All'Hotel Metro Park Lido, nel distretto di Chaoyang, più di duecento familiari restano in attesa di notizie dei passeggeri del volo che da Kuala Lumpur doveva atterrare a Pechino diversi giorni fa (a bordo del Boeing c'erano 153 persone di nazionalità cinese). Questo albergo degli Anni 80, uno dei primi hotel internazionali della capitale, è diventato il centro nevralgico di un dramma che non ha precedenti, ed è qui che vengono tenute le quotidiane conferenze stampa e da cui le troupe televisive trasmettono gli scarsi aggiornamenti disponibili.

E, quando possibile, è qui che vengono intervistati i familiari dei passeggeri, cosa sempre meno facile, man mano che, contro ogni logica, il mistero dell'aereo si infittisce, e i familiari dei passeggeri vengono sottoposti al prolungarsi di un'angoscia e una frustrazione inedite.
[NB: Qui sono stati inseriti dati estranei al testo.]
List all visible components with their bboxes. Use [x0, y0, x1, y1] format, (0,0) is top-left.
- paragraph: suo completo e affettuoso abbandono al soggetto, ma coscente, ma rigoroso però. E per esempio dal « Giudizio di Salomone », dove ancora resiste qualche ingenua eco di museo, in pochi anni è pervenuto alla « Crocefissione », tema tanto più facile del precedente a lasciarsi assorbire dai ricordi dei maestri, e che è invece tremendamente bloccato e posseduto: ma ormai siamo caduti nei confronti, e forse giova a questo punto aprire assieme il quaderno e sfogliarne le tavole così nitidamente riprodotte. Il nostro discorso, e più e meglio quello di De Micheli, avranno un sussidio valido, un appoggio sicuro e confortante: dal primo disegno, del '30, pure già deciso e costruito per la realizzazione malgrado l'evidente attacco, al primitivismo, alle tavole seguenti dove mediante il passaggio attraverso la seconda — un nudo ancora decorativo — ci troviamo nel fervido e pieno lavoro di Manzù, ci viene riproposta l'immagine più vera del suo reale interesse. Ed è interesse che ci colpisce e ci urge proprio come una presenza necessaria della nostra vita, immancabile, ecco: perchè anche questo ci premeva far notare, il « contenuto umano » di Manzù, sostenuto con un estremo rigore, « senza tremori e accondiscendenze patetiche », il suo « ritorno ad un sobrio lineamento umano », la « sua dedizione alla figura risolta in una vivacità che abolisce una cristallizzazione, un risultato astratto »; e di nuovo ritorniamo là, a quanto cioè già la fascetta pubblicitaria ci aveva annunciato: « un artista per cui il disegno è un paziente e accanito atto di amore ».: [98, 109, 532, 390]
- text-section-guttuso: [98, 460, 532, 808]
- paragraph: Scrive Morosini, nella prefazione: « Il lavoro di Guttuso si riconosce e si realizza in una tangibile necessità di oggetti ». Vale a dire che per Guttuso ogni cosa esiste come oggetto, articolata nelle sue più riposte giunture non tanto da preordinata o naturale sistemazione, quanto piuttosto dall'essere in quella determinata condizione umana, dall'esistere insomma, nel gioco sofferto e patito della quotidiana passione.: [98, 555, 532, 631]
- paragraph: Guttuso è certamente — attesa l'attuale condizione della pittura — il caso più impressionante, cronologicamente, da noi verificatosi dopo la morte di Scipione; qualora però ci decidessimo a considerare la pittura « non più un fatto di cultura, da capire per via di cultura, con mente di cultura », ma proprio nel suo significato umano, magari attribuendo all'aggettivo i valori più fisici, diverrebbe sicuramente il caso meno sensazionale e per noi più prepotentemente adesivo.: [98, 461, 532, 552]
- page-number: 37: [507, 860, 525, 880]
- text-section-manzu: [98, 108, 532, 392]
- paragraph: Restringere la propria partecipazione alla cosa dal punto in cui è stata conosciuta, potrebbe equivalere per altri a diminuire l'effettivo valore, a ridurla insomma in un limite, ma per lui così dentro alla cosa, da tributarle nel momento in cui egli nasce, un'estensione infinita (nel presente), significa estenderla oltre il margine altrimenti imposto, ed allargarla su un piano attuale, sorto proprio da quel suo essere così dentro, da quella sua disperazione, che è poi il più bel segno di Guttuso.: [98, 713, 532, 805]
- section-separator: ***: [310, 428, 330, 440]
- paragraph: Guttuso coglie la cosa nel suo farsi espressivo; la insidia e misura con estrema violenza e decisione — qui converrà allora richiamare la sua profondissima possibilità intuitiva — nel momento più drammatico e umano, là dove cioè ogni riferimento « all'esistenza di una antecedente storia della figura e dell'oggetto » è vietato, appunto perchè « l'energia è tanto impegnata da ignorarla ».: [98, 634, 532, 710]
È possibile riconoscerli, mentre camminano con aria spersa per il lungo corridoio che divide in due il piano terra del Lido, dai loro cappotti sgualciti e dai volti stanchi. Ma anche dal modo in cui cercano di evitare le televisioni e i numerosi giornalisti, e da come si riuniscono invece in piccoli gruppi nervosi, che tentano di fare il punto della situazione e preparare dichiarazioni collettive. Ogni documento, forza dell'impotenza, ripete le stesse richieste: notizie più tempestive, chiarimenti, precisazioni.
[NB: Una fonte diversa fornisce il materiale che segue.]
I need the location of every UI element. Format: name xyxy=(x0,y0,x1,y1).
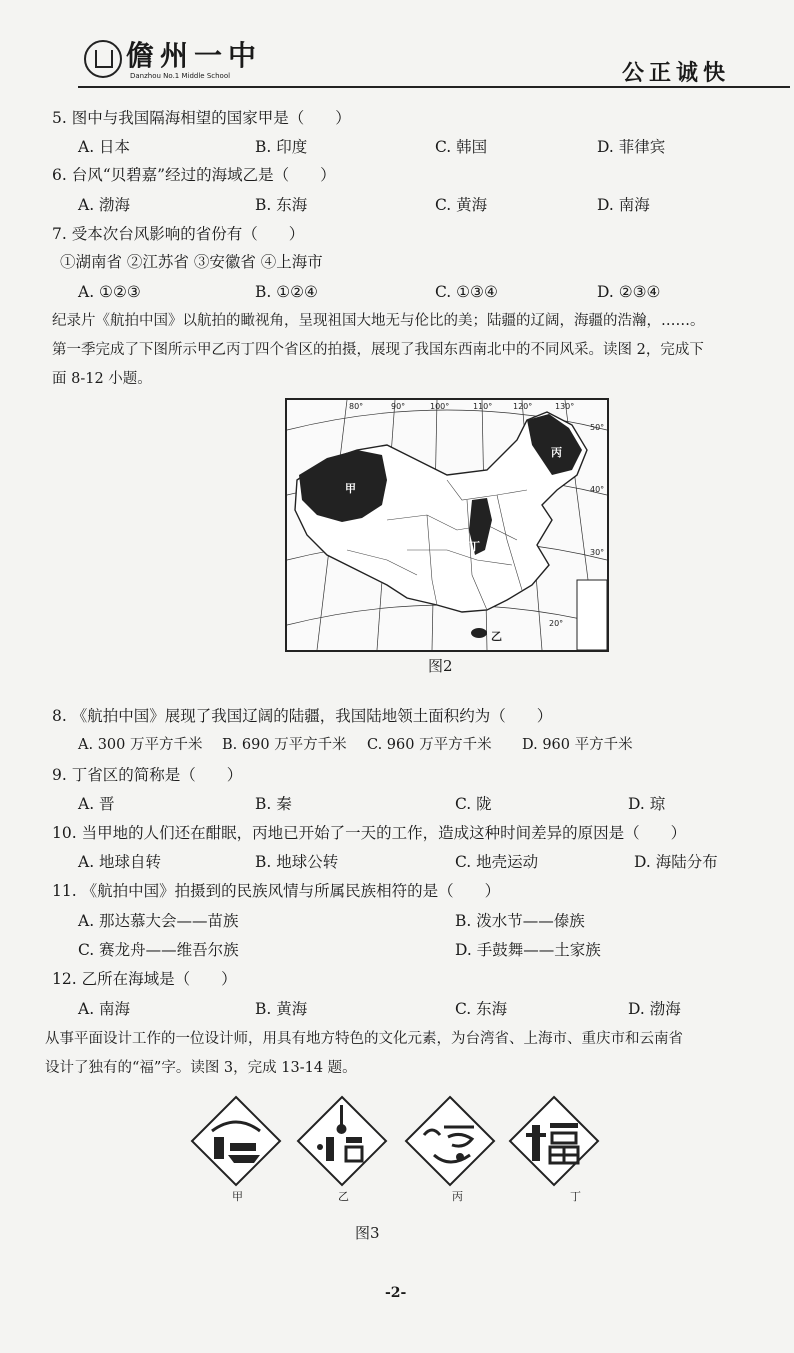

Come può sparire così un aereo di linea, grande settanta metri, in un'epoca in cui perfino un telefonino rubato può essere rintracciato in pochi minuti? I familiari dei passeggeri del volo MH370 sono un gruppo di persone disparato, non hanno quasi nulla in comune oltre alla rabbia sorda contro la Malaysia Airways e il destino, e al dolore di non sapere che cosa sia successo ai propri cari. La pressione li consuma. Già in diverse occasioni i cronisti sono stati fatti allontanare, affinché non testimoniassero delle improvvise liti.
Alcune di queste prendono di mira i funzionari malesi che forniscono il bucherellato resoconto giornaliero delle infruttuose ricerche: gli incontri spesso finiscono con insulti e, in un'occasione, con il lancio di bottigliette d'acqua. Ma la tensione è tale che in questi giorni anche la stampa è stata scacciata via in malo modo, e perfino fra i gruppi dei familiari stessi ci sono stati momenti in cui si è sfiorata la rissa.
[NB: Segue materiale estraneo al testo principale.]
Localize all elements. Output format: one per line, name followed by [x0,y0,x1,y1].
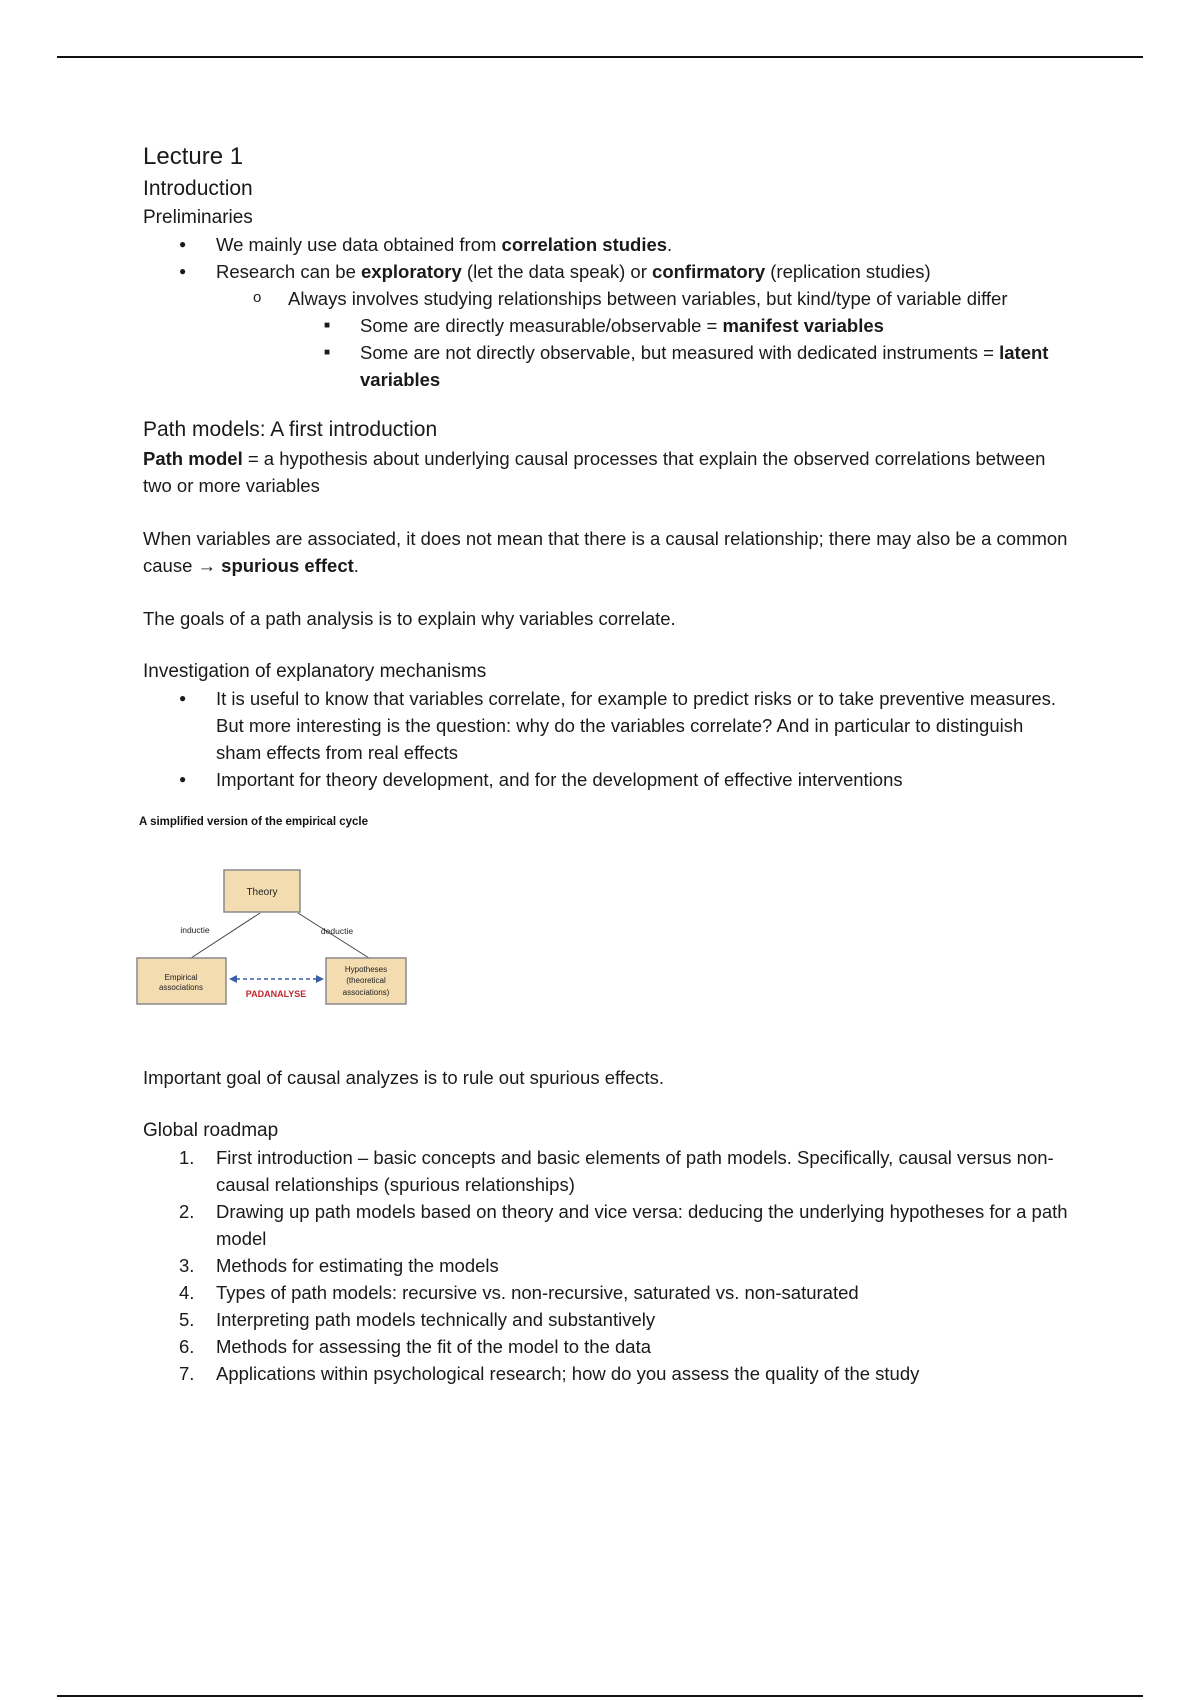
header-rule [57,56,1143,58]
list-item: 4. Types of path models: recursive vs. non-recursive, saturated vs. non-saturated [179,1282,859,1303]
list-item: 2. Drawing up path models based on theory and vice versa: deducing the underlying hypotheses for a path model [179,1201,1068,1249]
path-model-definition: Path model = a hypothesis about underlying causal processes that explain the observed correlations between two or more variables [143,448,1046,496]
deductive-label: deductie [320,926,354,936]
mechanisms-list [143,685,1073,793]
list-item: ■ Some are not directly observable, but measured with dedicated instruments = latent variables [143,339,1073,393]
preliminaries-subsublist [143,312,1073,393]
footer-rule [57,1695,1143,1697]
preliminaries-sublist [143,285,1073,312]
list-item: 1. First introduction – basic concepts and basic elements of path models. Specifically, causal versus non-causal relationships (spurious relationships) [179,1147,1054,1195]
mechanisms-heading: Investigation of explanatory mechanisms [143,661,487,682]
list-item: 3. Methods for estimating the models [179,1255,499,1276]
empirical-cycle-figure [135,809,425,1024]
inductive-label: inductie [180,925,210,935]
goal-paragraph: The goals of a path analysis is to explain why variables correlate. [143,608,676,629]
path-models-heading: Path models: A first introduction [143,418,438,441]
roadmap-list [143,1144,1073,1387]
list-item: ■ Some are directly measurable/observable = manifest variables [143,312,1073,339]
hypotheses-label-1: Hypotheses [344,965,388,974]
list-item: 5. Interpreting path models technically and substantively [179,1309,656,1330]
rule-out-paragraph: Important goal of causal analyzes is to rule out spurious effects. [143,1067,665,1088]
association-paragraph: When variables are associated, it does not mean that there is a causal relationship; there may also be a common cause → spurious effect. [143,528,1068,576]
theory-label: Theory [246,887,278,898]
section-title: Introduction [143,177,253,200]
analysis-label: PADANALYSE [245,989,307,999]
list-item: ● Important for theory development, and for the development of effective interventions [143,766,1073,793]
list-item: 7. Applications within psychological research; how do you assess the quality of the study [179,1363,920,1384]
analysis-arrowhead-right [316,975,324,983]
figure-caption: A simplified version of the empirical cycle [139,816,369,828]
list-item: 6. Methods for assessing the fit of the model to the data [179,1336,652,1357]
empirical-cycle-diagram [135,809,425,1024]
empirical-label-2: associations [158,983,204,992]
hypotheses-label-2: (theoretical [346,976,386,985]
lecture-title: Lecture 1 [143,143,244,170]
inductive-line [191,913,260,958]
hypotheses-label-3: associations) [342,988,390,997]
list-item: ● We mainly use data obtained from correlation studies. [143,231,1073,258]
analysis-arrowhead-left [229,975,237,983]
document-body [139,140,1073,1387]
roadmap-heading: Global roadmap [143,1120,279,1141]
list-item: ● Research can be exploratory (let the data speak) or confirmatory (replication studies) [143,258,1073,285]
list-item: ● It is useful to know that variables correlate, for example to predict risks or to take preventive measures. But more interesting is the question: why do the variables correlate? And in particular to distinguish sham effects from real effects [143,685,1073,766]
preliminaries-list [143,231,1073,285]
empirical-label-1: Empirical [164,973,198,982]
list-item: o Always involves studying relationships between variables, but kind/type of variable differ [143,285,1073,312]
subsection-title: Preliminaries [143,207,253,228]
Wen Wancheng, dello Shandong, il cui figlio è nel volo scomparso, più volte ha ripetuto a giornalisti e telecamere che «La Malaysia Airlines ha una grossa responsabilità in questa storia. Perché non fanno maggiore chiarezza?». Cammina davanti alla panetteria tedesca con gli occhi scavati dall'ansia, la stanchezza e il dolore, incapace di credere che un aereo possa smaterializzarsi in questo modo.

Domenica, le notizie erano di nuovo contraddittorie. Alcune riescono ancora ad accendere la speranza, come quella che ben 25 Paesi ora sono coinvolti nella ricerca dell'aereo, dall'America alla Cina alla Francia. Altre appaiono senza senso: come quello strano tracciato a zig-zag che dovrebbe rappresentare il possibile percorso dell'aereo una volta disattivato il radar di bordo.

Ma una su tutte ha d'un tratto alimentato il desiderio di continuare a credere in un lieto fine: quella di un possibile dirottamento, da parte dei piloti stessi o di passeggeri del velivolo. La possibilità viene discussa intorno ai tavolini dello Starbucks dell'Hotel Lido, e alla piccola panetteria tedesca dell'albergo.

Da quando l'aviazione civile malese ha comunicato che è tecnicamente possibile che alcuni dei segnali satellitari inviati dall'aeromobile siano provenuti da terra, di nuovo, qualcuno osa accennare un sorriso. «Forse sono vivi, allora?», dice la signora Ma, immediatamente ripresa dalla televisione cinese, il cui cognato è nell'aereo scomparso.
Di nuovo, tutti cercano di chiamare i cellulari dei passeggeri del volo, che a volte suonano a vuoto. Si tratta, sicuramente, solo di un segnale che rimbalza sui radar, ma ugualmente le dita corrono sui telefonini, e ancora chiamano, nella frustrante attesa di un miracolo.